Bahkan, ia sempat tidak bisa bicara sebelum ia dirawat di Rumah Sakit Umum Daerah (RUSD) Daya, dua bulan lalu. Namun, karena faktor ekonomi, ia harus kembali ke rumah sebelum perawatannya selesai.
Ia mengaku memilih pulang dari rumah sakit karena tidak mampu menanggung biaya sehari-harinya. Meskipun tidak membayar biaya pengobatan, tetap harus mengeluarkan biaya makan dan lain-lain.
Selain itu, Rosmiati juga mengaku kepikiran dengan tiga anaknya yang masih kecil di rumah. Saat FAJAR berkunjung ke kediamannya, Rosmiati masih terbaring lemas. Tubuh nampak sangat kurus kering.
Tampak hanya tulang terbungkus kulit lantaran kurus akut. "Awalnya saya tidak bisa bicara karena sangat kurus. Rambut juga rontok," katanya.
Kondisi ini diakui karena suaminya yang menjadi tulang punggung meninggalkannya tanpa jejak dengan membawa salah satu anaknya. Sehingga ia pun mengaku kesulitan ekonomi.

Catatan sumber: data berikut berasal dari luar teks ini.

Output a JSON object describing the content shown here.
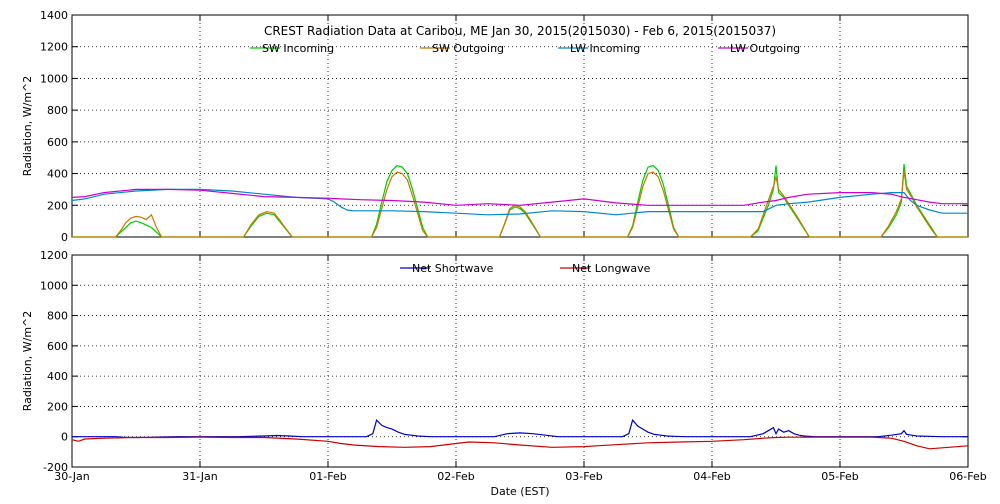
{
  "chart_data": [
    {
      "type": "line",
      "title": "CREST Radiation Data at Caribou, ME   Jan 30, 2015(2015030) - Feb  6, 2015(2015037)",
      "ylabel": "Radiation, W/m^2",
      "xlabel": "",
      "ylim": [
        0,
        1400
      ],
      "yticks": [
        0,
        200,
        400,
        600,
        800,
        1000,
        1200,
        1400
      ],
      "xlim": [
        0,
        7
      ],
      "grid": true,
      "legend": "top",
      "series": [
        {
          "name": "SW Incoming",
          "color": "#00cc00",
          "x": [
            0,
            0.34,
            0.38,
            0.42,
            0.46,
            0.5,
            0.54,
            0.58,
            0.62,
            0.66,
            0.7,
            0.74,
            0.78,
            0.82,
            1.34,
            1.4,
            1.46,
            1.52,
            1.58,
            1.62,
            1.66,
            1.72,
            1.78,
            2.34,
            2.38,
            2.42,
            2.46,
            2.5,
            2.54,
            2.58,
            2.62,
            2.66,
            2.7,
            2.74,
            2.78,
            2.82,
            3.34,
            3.38,
            3.42,
            3.46,
            3.5,
            3.54,
            3.58,
            3.62,
            3.66,
            3.72,
            3.78,
            4.34,
            4.38,
            4.42,
            4.46,
            4.5,
            4.54,
            4.58,
            4.62,
            4.66,
            4.7,
            4.74,
            4.78,
            4.82,
            5.3,
            5.36,
            5.4,
            5.44,
            5.48,
            5.5,
            5.52,
            5.56,
            5.6,
            5.64,
            5.68,
            5.72,
            5.76,
            5.8,
            6.32,
            6.38,
            6.44,
            6.48,
            6.5,
            6.52,
            6.56,
            6.6,
            6.64,
            6.68,
            6.72,
            6.76,
            6.82,
            7
          ],
          "y": [
            0,
            0,
            30,
            60,
            90,
            100,
            90,
            75,
            60,
            30,
            0,
            0,
            0,
            0,
            0,
            70,
            130,
            150,
            140,
            100,
            60,
            0,
            0,
            0,
            80,
            220,
            350,
            420,
            450,
            440,
            400,
            300,
            180,
            60,
            0,
            0,
            0,
            80,
            170,
            190,
            180,
            150,
            100,
            50,
            0,
            0,
            0,
            0,
            70,
            220,
            360,
            440,
            450,
            420,
            330,
            200,
            60,
            0,
            0,
            0,
            0,
            40,
            120,
            200,
            300,
            450,
            280,
            250,
            200,
            150,
            100,
            50,
            0,
            0,
            0,
            60,
            140,
            220,
            460,
            320,
            260,
            200,
            150,
            100,
            50,
            0,
            0,
            0
          ]
        },
        {
          "name": "SW Outgoing",
          "color": "#cc7700",
          "x": [
            0,
            0.34,
            0.38,
            0.42,
            0.46,
            0.5,
            0.54,
            0.58,
            0.62,
            0.66,
            0.7,
            0.74,
            0.78,
            0.82,
            1.34,
            1.4,
            1.46,
            1.52,
            1.58,
            1.62,
            1.66,
            1.72,
            1.78,
            2.34,
            2.38,
            2.42,
            2.46,
            2.5,
            2.54,
            2.58,
            2.62,
            2.66,
            2.7,
            2.74,
            2.78,
            2.82,
            3.34,
            3.38,
            3.42,
            3.46,
            3.5,
            3.54,
            3.58,
            3.62,
            3.66,
            3.72,
            3.78,
            4.34,
            4.38,
            4.42,
            4.46,
            4.5,
            4.54,
            4.58,
            4.62,
            4.66,
            4.7,
            4.74,
            4.78,
            4.82,
            5.3,
            5.36,
            5.4,
            5.44,
            5.48,
            5.5,
            5.52,
            5.56,
            5.6,
            5.64,
            5.68,
            5.72,
            5.76,
            5.8,
            6.32,
            6.38,
            6.44,
            6.48,
            6.5,
            6.52,
            6.56,
            6.6,
            6.64,
            6.68,
            6.72,
            6.76,
            6.82,
            7
          ],
          "y": [
            0,
            0,
            40,
            90,
            120,
            130,
            125,
            110,
            140,
            60,
            0,
            0,
            0,
            0,
            0,
            80,
            140,
            160,
            150,
            110,
            65,
            0,
            0,
            0,
            60,
            180,
            300,
            380,
            410,
            400,
            360,
            260,
            150,
            40,
            0,
            0,
            0,
            85,
            180,
            200,
            190,
            160,
            110,
            55,
            0,
            0,
            0,
            0,
            60,
            190,
            320,
            400,
            410,
            380,
            290,
            170,
            50,
            0,
            0,
            0,
            0,
            50,
            140,
            230,
            320,
            380,
            300,
            260,
            210,
            160,
            110,
            55,
            0,
            0,
            0,
            70,
            160,
            240,
            420,
            300,
            250,
            190,
            140,
            90,
            40,
            0,
            0,
            0
          ]
        },
        {
          "name": "LW Incoming",
          "color": "#0088cc",
          "x": [
            0,
            0.1,
            0.25,
            0.5,
            0.75,
            1,
            1.25,
            1.5,
            1.75,
            2,
            2.05,
            2.1,
            2.15,
            2.2,
            2.5,
            2.75,
            3,
            3.25,
            3.5,
            3.75,
            4,
            4.25,
            4.5,
            4.75,
            5,
            5.25,
            5.4,
            5.5,
            5.6,
            5.75,
            6,
            6.25,
            6.4,
            6.5,
            6.55,
            6.6,
            6.7,
            6.8,
            7
          ],
          "y": [
            230,
            240,
            270,
            290,
            300,
            300,
            290,
            270,
            250,
            240,
            220,
            190,
            170,
            165,
            165,
            160,
            150,
            140,
            145,
            165,
            160,
            140,
            160,
            160,
            160,
            160,
            160,
            200,
            210,
            220,
            250,
            270,
            280,
            280,
            230,
            200,
            170,
            150,
            150
          ]
        },
        {
          "name": "LW Outgoing",
          "color": "#cc00cc",
          "x": [
            0,
            0.1,
            0.25,
            0.5,
            0.75,
            1,
            1.25,
            1.5,
            1.75,
            2,
            2.1,
            2.25,
            2.5,
            2.75,
            3,
            3.25,
            3.5,
            3.75,
            4,
            4.25,
            4.5,
            4.75,
            5,
            5.25,
            5.4,
            5.5,
            5.6,
            5.75,
            6,
            6.25,
            6.4,
            6.5,
            6.6,
            6.7,
            6.8,
            7
          ],
          "y": [
            250,
            255,
            280,
            300,
            300,
            295,
            275,
            255,
            250,
            245,
            240,
            235,
            230,
            220,
            200,
            210,
            200,
            220,
            240,
            215,
            200,
            200,
            200,
            200,
            220,
            230,
            250,
            270,
            280,
            280,
            270,
            250,
            235,
            220,
            210,
            210
          ]
        }
      ]
    },
    {
      "type": "line",
      "title": "",
      "ylabel": "Radiation, W/m^2",
      "xlabel": "Date (EST)",
      "ylim": [
        -200,
        1200
      ],
      "yticks": [
        -200,
        0,
        200,
        400,
        600,
        800,
        1000,
        1200
      ],
      "xlim": [
        0,
        7
      ],
      "categories": [
        "30-Jan",
        "31-Jan",
        "01-Feb",
        "02-Feb",
        "03-Feb",
        "04-Feb",
        "05-Feb",
        "06-Feb"
      ],
      "grid": true,
      "legend": "top",
      "series": [
        {
          "name": "Net Shortwave",
          "color": "#0000cc",
          "x": [
            0,
            0.34,
            0.4,
            0.5,
            0.6,
            0.7,
            0.82,
            1.3,
            1.5,
            1.6,
            1.7,
            1.8,
            2.3,
            2.35,
            2.38,
            2.42,
            2.46,
            2.5,
            2.55,
            2.6,
            2.65,
            2.7,
            2.8,
            3.3,
            3.4,
            3.5,
            3.6,
            3.7,
            3.8,
            4.3,
            4.35,
            4.38,
            4.42,
            4.46,
            4.5,
            4.55,
            4.6,
            4.65,
            4.7,
            4.8,
            5.3,
            5.4,
            5.44,
            5.48,
            5.5,
            5.52,
            5.56,
            5.6,
            5.64,
            5.68,
            5.72,
            5.8,
            6.3,
            6.4,
            6.48,
            6.5,
            6.52,
            6.56,
            6.6,
            6.8,
            7
          ],
          "y": [
            0,
            0,
            -3,
            -5,
            -4,
            -2,
            0,
            0,
            5,
            8,
            5,
            0,
            0,
            20,
            110,
            75,
            60,
            50,
            30,
            15,
            10,
            5,
            0,
            0,
            20,
            25,
            20,
            10,
            0,
            0,
            20,
            110,
            70,
            50,
            30,
            15,
            10,
            5,
            3,
            0,
            0,
            20,
            40,
            60,
            20,
            50,
            30,
            40,
            20,
            10,
            5,
            0,
            0,
            10,
            20,
            40,
            15,
            10,
            5,
            0,
            0
          ]
        },
        {
          "name": "Net Longwave",
          "color": "#cc0000",
          "x": [
            0,
            0.05,
            0.1,
            0.25,
            0.5,
            0.75,
            1,
            1.25,
            1.5,
            1.75,
            2,
            2.1,
            2.2,
            2.4,
            2.6,
            2.8,
            3,
            3.1,
            3.3,
            3.5,
            3.75,
            4,
            4.1,
            4.3,
            4.5,
            4.75,
            5,
            5.25,
            5.4,
            5.5,
            5.6,
            5.75,
            6,
            6.25,
            6.4,
            6.5,
            6.6,
            6.7,
            6.85,
            7
          ],
          "y": [
            -20,
            -30,
            -15,
            -10,
            -5,
            -5,
            -3,
            -5,
            -5,
            -15,
            -30,
            -45,
            -55,
            -65,
            -70,
            -65,
            -45,
            -35,
            -40,
            -55,
            -70,
            -65,
            -60,
            -50,
            -40,
            -35,
            -30,
            -20,
            -10,
            -5,
            -3,
            -3,
            -3,
            -3,
            -10,
            -30,
            -60,
            -80,
            -70,
            -60
          ]
        }
      ]
    }
  ]
}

Sementara ada tiga anak lainnya yang ia harus hidupi. Juga dua ibu dan neneknya yang tinggal bersama di rumah reoknya,
Akibatnya, putri sulungnya harus menjadi tulang punggung. Di sela-sela sekolahnya, harus berjualan donat setiap pagi. Donat itu milik tetangganya. Upahnya Rp30 ribu per hari.
Dari pemerintah dan DPRD Makassar, tak ada perhatian. "Setahu saya tidak ada. Tidak ada bantuan susu atau obat dari pemerintah," kata Rosmiati.